Woermann se encontró impresionado y desanimado, aun cuando debió haber esperado algo como esto.

—¿Estás loco? ¡Esos son ciudadanos rumanos! ¡Estamos en un Estado aliado!

—Uno o más ciudadanos rumanos han matado a soldados alemanes. Es bastante improbable que el general Antonescu haga mucho escándalo ante el Reich por las muertes de unos cuantos aldeanos.

—¡Matarlos no servirá de nada! —desairó Woermann.

—Oh, no tengo intención de matarlos de inmediato. Pero serán excelentes rehenes. Se ha extendido por la aldea el rumor de que si muere un soldado alemán, esos diez aldeanos serán fusilados de inmediato. Y diez más morirán cada vez que otro soldado alemán sea asesinado. Esto continuará hasta que terminen los atentados o ya no queden más lugareños.

Woermann se retiró de la ventana. Así que éste era el Nuevo Orden, la Nueva Alemania, la ética de la raza superior. Así es como se iba a ganar esta guerra.

—No funcionará —sentenció.

—Claro que sí —aseguró Kaempffer. Su presunción era intolerable—. Siempre lo ha hecho y siempre lo hará. Estos partisanos se alimentan de las palmadas en la espalda que obtienen de sus compañeros de bebida.
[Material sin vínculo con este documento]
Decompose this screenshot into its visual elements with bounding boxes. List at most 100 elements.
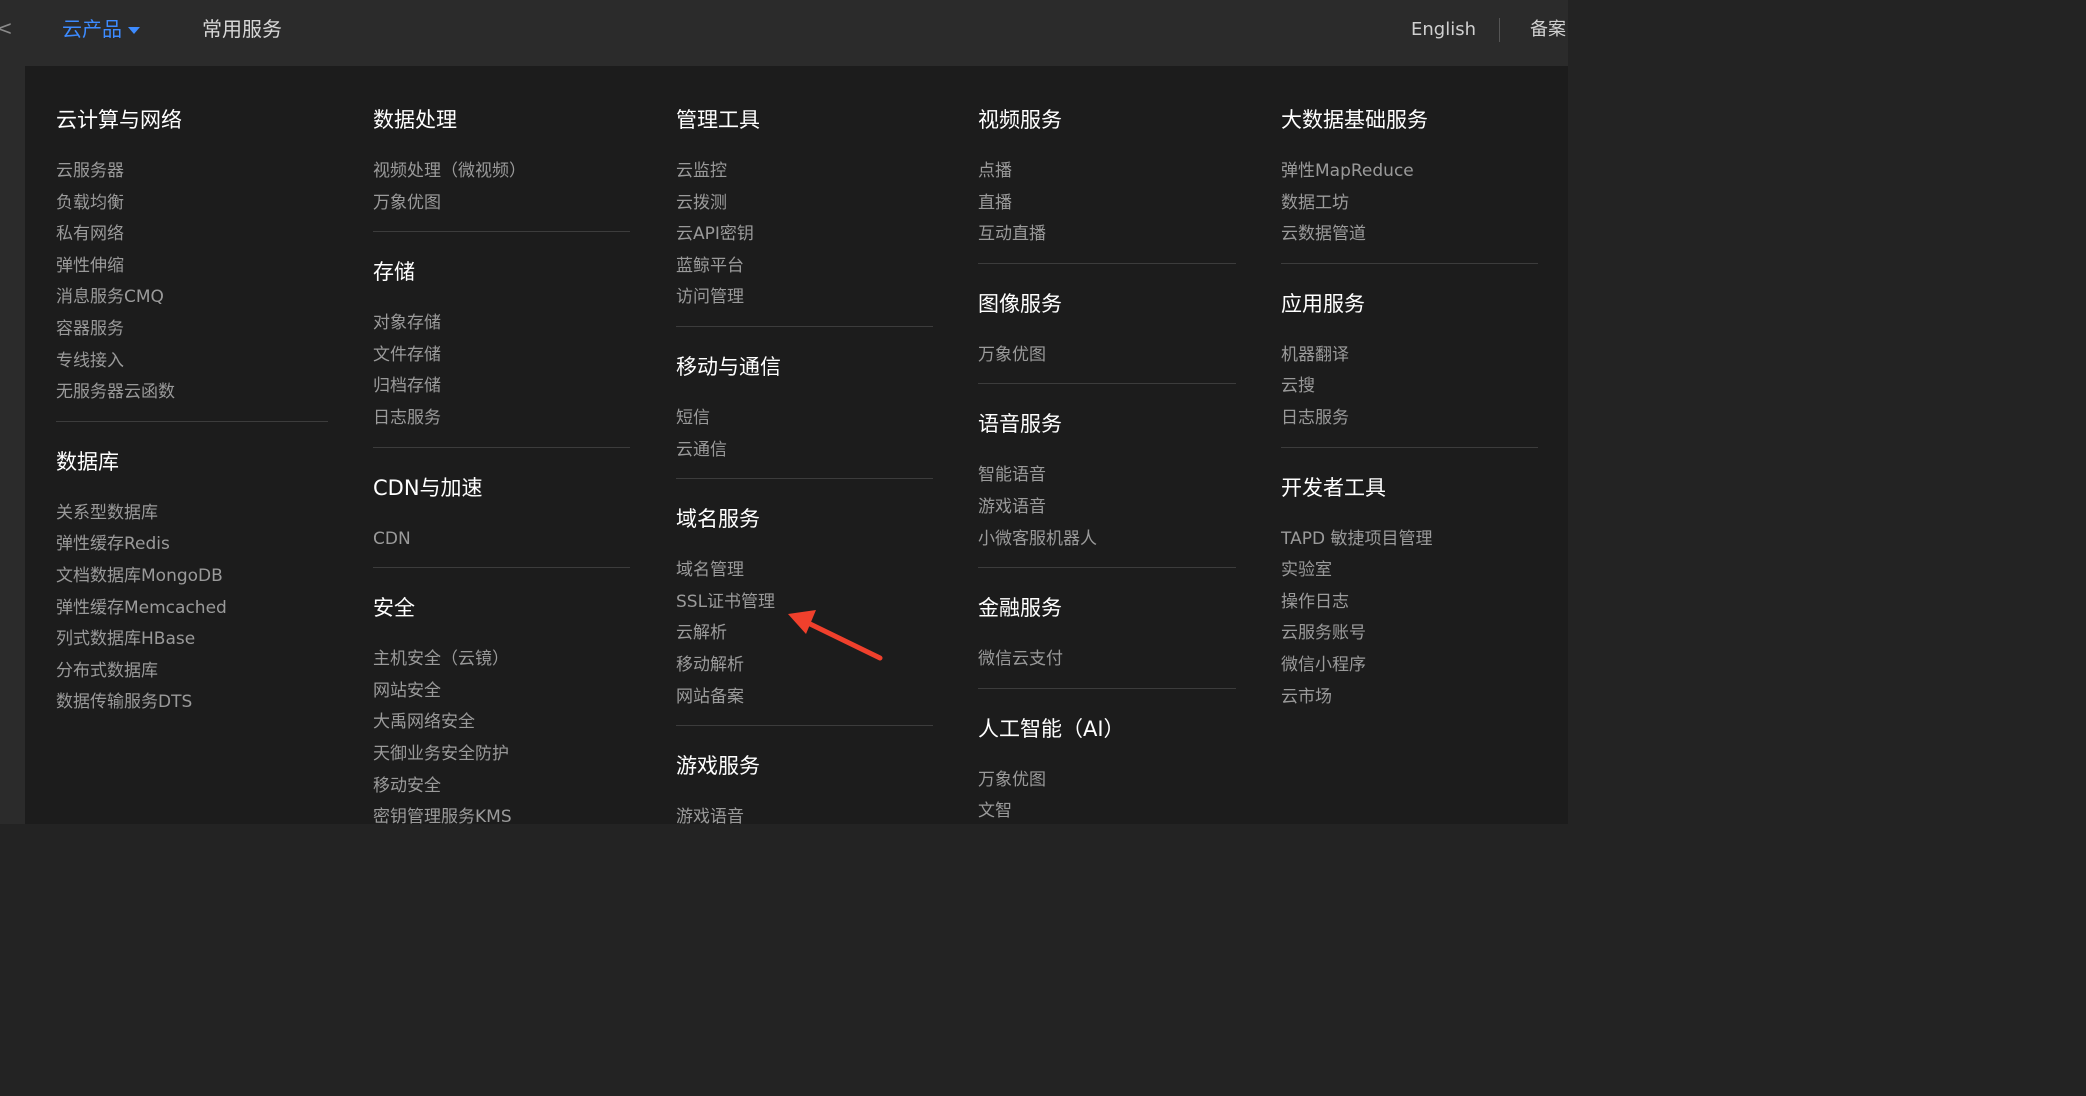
product-link[interactable]: 云服务账号: [1281, 618, 1538, 650]
product-link[interactable]: 云市场: [1281, 682, 1538, 714]
product-section: 管理工具 云监控 云拨测 云API密钥 蓝鲸平台 访问管理: [676, 106, 933, 314]
product-section: 应用服务机器翻译 云搜 日志服务: [1281, 290, 1538, 435]
nav-cloud-products[interactable]: 云产品: [62, 15, 140, 43]
product-link[interactable]: TAPD 敏捷项目管理: [1281, 524, 1538, 556]
product-link[interactable]: 云API密钥: [676, 219, 933, 251]
section-title: 云计算与网络: [56, 108, 182, 132]
product-link[interactable]: 弹性MapReduce: [1281, 156, 1538, 188]
product-column-4: 视频服务 点播 直播 互动直播 图像服务 万象优图 语音服务 智能语音 游戏语音 小微客服机器人金…: [978, 106, 1236, 828]
product-link[interactable]: 访问管理: [676, 282, 933, 314]
product-link[interactable]: 数据工坊: [1281, 188, 1538, 220]
product-link[interactable]: 直播: [978, 188, 1236, 220]
product-link[interactable]: 日志服务: [373, 403, 630, 435]
section-title: 大数据基础服务: [1281, 108, 1428, 132]
product-link[interactable]: 无服务器云函数: [56, 377, 328, 409]
product-link[interactable]: 文档数据库MongoDB: [56, 561, 328, 593]
section-title: 人工智能（AI）: [978, 716, 1125, 741]
product-link[interactable]: 对象存储: [373, 308, 630, 340]
section-title: CDN与加速: [373, 475, 483, 500]
product-link[interactable]: 云服务器: [56, 156, 328, 188]
product-column-3: 管理工具 云监控 云拨测 云API密钥 蓝鲸平台 访问管理移动与通信短信 云通信域名服务域名…: [676, 106, 933, 834]
caret-down-icon: [128, 26, 140, 34]
product-link[interactable]: 列式数据库HBase: [56, 624, 328, 656]
product-link[interactable]: 实验室: [1281, 555, 1538, 587]
product-link[interactable]: 小微客服机器人: [978, 524, 1236, 556]
product-link[interactable]: 负载均衡: [56, 188, 328, 220]
product-link[interactable]: 域名管理: [676, 555, 933, 587]
section-divider: [373, 446, 630, 448]
top-nav-bar: < 云产品 常用服务 English 备案: [0, 0, 1568, 66]
product-link[interactable]: 游戏语音: [978, 492, 1236, 524]
product-link[interactable]: 视频处理（微视频）: [373, 156, 630, 188]
product-link[interactable]: 容器服务: [56, 314, 328, 346]
nav-separator: [1499, 18, 1500, 42]
product-link[interactable]: 云数据管道: [1281, 219, 1538, 251]
product-link[interactable]: 网站备案: [676, 682, 933, 714]
product-column-5: 大数据基础服务弹性MapReduce 数据工坊 云数据管道应用服务机器翻译 云搜 日志服…: [1281, 106, 1538, 713]
product-link[interactable]: 机器翻译: [1281, 340, 1538, 372]
product-link[interactable]: 万象优图: [978, 765, 1236, 797]
product-section: 开发者工具 TAPD 敏捷项目管理 实验室 操作日志 云服务账号 微信小程序 云市场: [1281, 474, 1538, 714]
product-section: 云计算与网络云服务器 负载均衡 私有网络 弹性伸缩 消息服务CMQ 容器服务 专线接入 无服务…: [56, 106, 328, 409]
section-title: 移动与通信: [676, 354, 781, 379]
product-link[interactable]: 文智: [978, 796, 1236, 828]
product-section: 图像服务 万象优图: [978, 290, 1236, 372]
section-divider: [676, 725, 933, 727]
product-link[interactable]: 微信小程序: [1281, 650, 1538, 682]
nav-common-services[interactable]: 常用服务: [202, 15, 282, 43]
product-link[interactable]: 点播: [978, 156, 1236, 188]
section-title: 数据处理: [373, 108, 457, 132]
product-link[interactable]: 大禹网络安全: [373, 707, 630, 739]
product-link[interactable]: CDN: [373, 524, 630, 556]
product-link[interactable]: 云监控: [676, 156, 933, 188]
section-divider: [676, 325, 933, 327]
product-link[interactable]: 消息服务CMQ: [56, 282, 328, 314]
section-divider: [373, 567, 630, 569]
product-link[interactable]: 分布式数据库: [56, 656, 328, 688]
product-link[interactable]: 云通信: [676, 435, 933, 467]
section-title: 应用服务: [1281, 291, 1365, 316]
product-link[interactable]: 云拨测: [676, 188, 933, 220]
product-link[interactable]: 万象优图: [373, 188, 630, 220]
product-link[interactable]: 移动安全: [373, 771, 630, 803]
product-link[interactable]: 文件存储: [373, 340, 630, 372]
product-link[interactable]: 万象优图: [978, 340, 1236, 372]
section-divider: [56, 420, 328, 422]
left-side-strip: [0, 66, 25, 824]
section-title: 域名服务: [676, 507, 760, 532]
product-link[interactable]: 云搜: [1281, 371, 1538, 403]
product-link[interactable]: 网站安全: [373, 676, 630, 708]
product-link[interactable]: 微信云支付: [978, 644, 1236, 676]
product-link[interactable]: 短信: [676, 403, 933, 435]
product-link[interactable]: 弹性缓存Memcached: [56, 593, 328, 625]
product-link[interactable]: 私有网络: [56, 219, 328, 251]
product-link[interactable]: 弹性缓存Redis: [56, 529, 328, 561]
section-divider: [978, 687, 1236, 689]
product-link[interactable]: 智能语音: [978, 460, 1236, 492]
product-column-1: 云计算与网络云服务器 负载均衡 私有网络 弹性伸缩 消息服务CMQ 容器服务 专线接入 无服务…: [56, 106, 328, 719]
record-link[interactable]: 备案: [1530, 18, 1566, 42]
section-divider: [676, 478, 933, 480]
section-divider: [978, 262, 1236, 264]
product-section: 存储 对象存储 文件存储 归档存储 日志服务: [373, 258, 630, 434]
product-section: 数据库 关系型数据库 弹性缓存Redis 文档数据库MongoDB 弹性缓存Memcac…: [56, 448, 328, 719]
product-link[interactable]: 日志服务: [1281, 403, 1538, 435]
product-link[interactable]: 天御业务安全防护: [373, 739, 630, 771]
product-section: 人工智能（AI） 万象优图 文智: [978, 715, 1236, 828]
product-link[interactable]: 主机安全（云镜）: [373, 644, 630, 676]
section-title: 语音服务: [978, 412, 1062, 437]
product-link[interactable]: 蓝鲸平台: [676, 251, 933, 283]
section-title: 安全: [373, 596, 415, 621]
section-title: 金融服务: [978, 596, 1062, 621]
product-link[interactable]: 密钥管理服务KMS: [373, 802, 630, 834]
product-section: 安全主机安全（云镜） 网站安全 大禹网络安全 天御业务安全防护 移动安全 密钥管理服务KM…: [373, 594, 630, 834]
product-link[interactable]: 游戏语音: [676, 802, 933, 834]
product-link[interactable]: 归档存储: [373, 371, 630, 403]
product-link[interactable]: 数据传输服务DTS: [56, 687, 328, 719]
product-link[interactable]: 专线接入: [56, 346, 328, 378]
product-link[interactable]: 弹性伸缩: [56, 251, 328, 283]
product-link[interactable]: 互动直播: [978, 219, 1236, 251]
product-link[interactable]: 操作日志: [1281, 587, 1538, 619]
language-switch[interactable]: English: [1411, 18, 1476, 42]
product-link[interactable]: 关系型数据库: [56, 498, 328, 530]
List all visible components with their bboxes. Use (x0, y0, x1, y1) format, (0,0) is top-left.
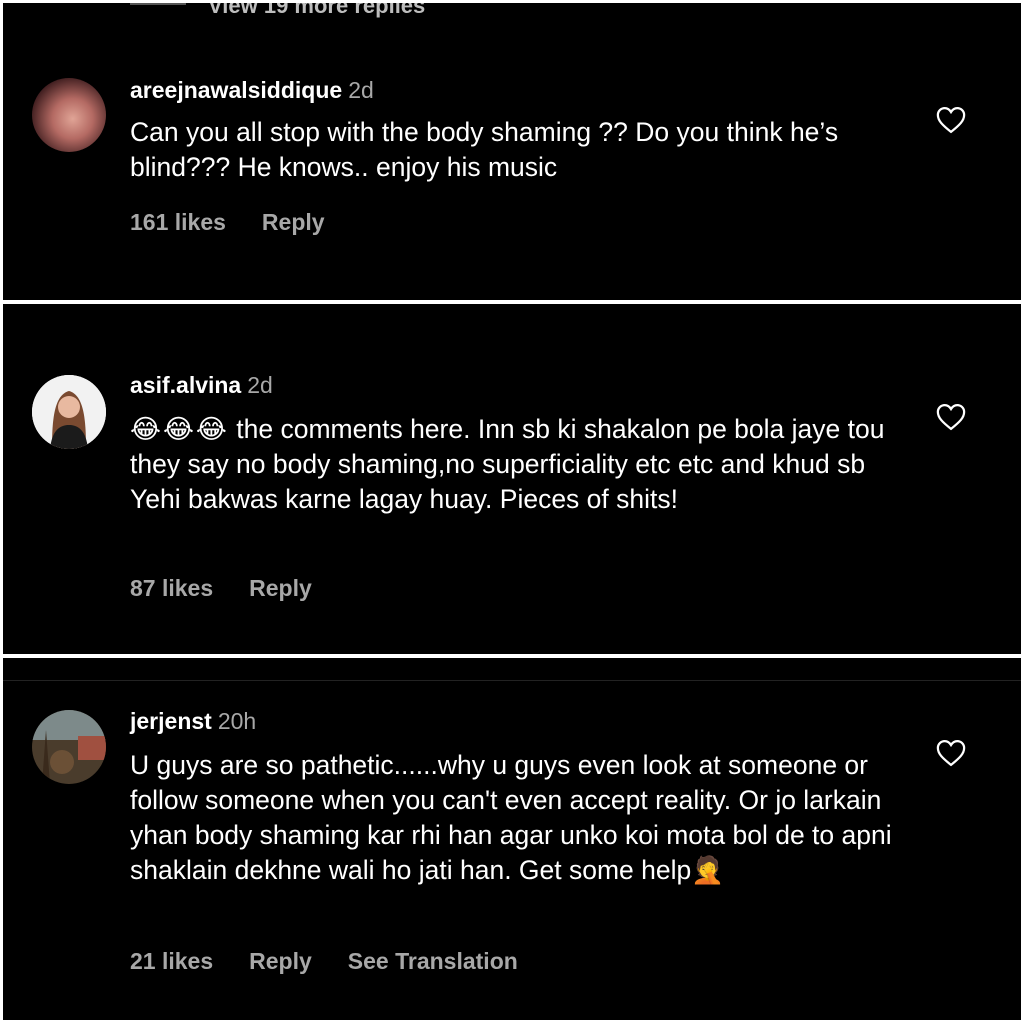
timestamp: 20h (217, 708, 257, 734)
comment-text: the comments here. Inn sb ki shakalon pe… (130, 414, 885, 514)
comment-actions: 87 likes Reply (130, 575, 348, 602)
username[interactable]: areejnawalsiddique (130, 77, 342, 103)
timestamp: 2d (348, 77, 374, 103)
comment-header: areejnawalsiddique 2d (130, 77, 374, 104)
comment-actions: 21 likes Reply See Translation (130, 948, 554, 975)
heart-outline-icon[interactable] (936, 739, 966, 767)
username[interactable]: asif.alvina (130, 372, 241, 398)
see-translation-button[interactable]: See Translation (348, 948, 518, 974)
likes-count[interactable]: 161 likes (130, 209, 226, 235)
reply-button[interactable]: Reply (249, 948, 312, 974)
avatar[interactable] (32, 78, 106, 152)
laughing-emoji: 😂😂😂 (130, 414, 229, 444)
reply-thread-line (130, 3, 186, 5)
heart-outline-icon[interactable] (936, 106, 966, 134)
timestamp: 2d (247, 372, 273, 398)
comment-text-block: 😂😂😂 the comments here. Inn sb ki shakalo… (130, 412, 910, 517)
comment-actions: 161 likes Reply (130, 209, 361, 236)
reply-button[interactable]: Reply (262, 209, 325, 235)
avatar-photo (32, 710, 106, 784)
likes-count[interactable]: 87 likes (130, 575, 213, 601)
divider (3, 680, 1021, 681)
username[interactable]: jerjenst (130, 708, 212, 734)
comment-panel-3: jerjenst 20h U guys are so pathetic......… (3, 658, 1021, 1020)
comment-header: asif.alvina 2d (130, 372, 273, 399)
avatar[interactable] (32, 375, 106, 449)
comment-text: U guys are so pathetic......why u guys e… (130, 750, 892, 885)
avatar-photo (32, 375, 106, 449)
likes-count[interactable]: 21 likes (130, 948, 213, 974)
comment-panel-2: asif.alvina 2d 😂😂😂 the comments here. Inn… (3, 304, 1021, 654)
comment-text: Can you all stop with the body shaming ?… (130, 117, 839, 182)
view-more-replies-link[interactable]: View 19 more replies (208, 3, 425, 19)
avatar[interactable] (32, 710, 106, 784)
comment-header: jerjenst 20h (130, 708, 256, 735)
comment-panel-1: View 19 more replies areejnawalsiddique 2… (3, 3, 1021, 300)
facepalm-emoji: 🤦 (691, 855, 725, 885)
comment-text-block: U guys are so pathetic......why u guys e… (130, 748, 900, 888)
reply-button[interactable]: Reply (249, 575, 312, 601)
heart-outline-icon[interactable] (936, 403, 966, 431)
Juegan al héroe y sacan todo lo posible de su papel; hasta que sus amigos empiezan a morir o hasta que sus esposas e hijos son llevados lejos. Entonces se convierten en buenos pastores otra vez.

Woermann buscó una forma de salvar a esos aldeanos. Sabía que no tenían nada que ver con los asesinatos.

—Esta vez es diferente —afirmó.

—No lo pienso así. Creo, Klaus, que he tenido bastante más experiencia en este tipo de cosas que tú.

—Sí… Auschwitz, ¿no es cierto?

—Aprendí mucho del comandante Hoess.

—¿Te gusta aprender? —preguntó Woermann y tomó la gorra del mayor, arrojándosela—. ¡Te mostraré algo nuevo! ¡Ven conmigo!

Se movió rápidamente, sin darle tiempo a Kaempffer de hacer preguntas, y lo condujo por las escaleras de la torre hasta el patio y a través de otra escalera que llevaba al sótano. Se detuvo en la grieta de la pared y encendió una lámpara; luego, guió a Kaempffer por una escalera mohosa, hacía el cavernoso y sombrío subsótano.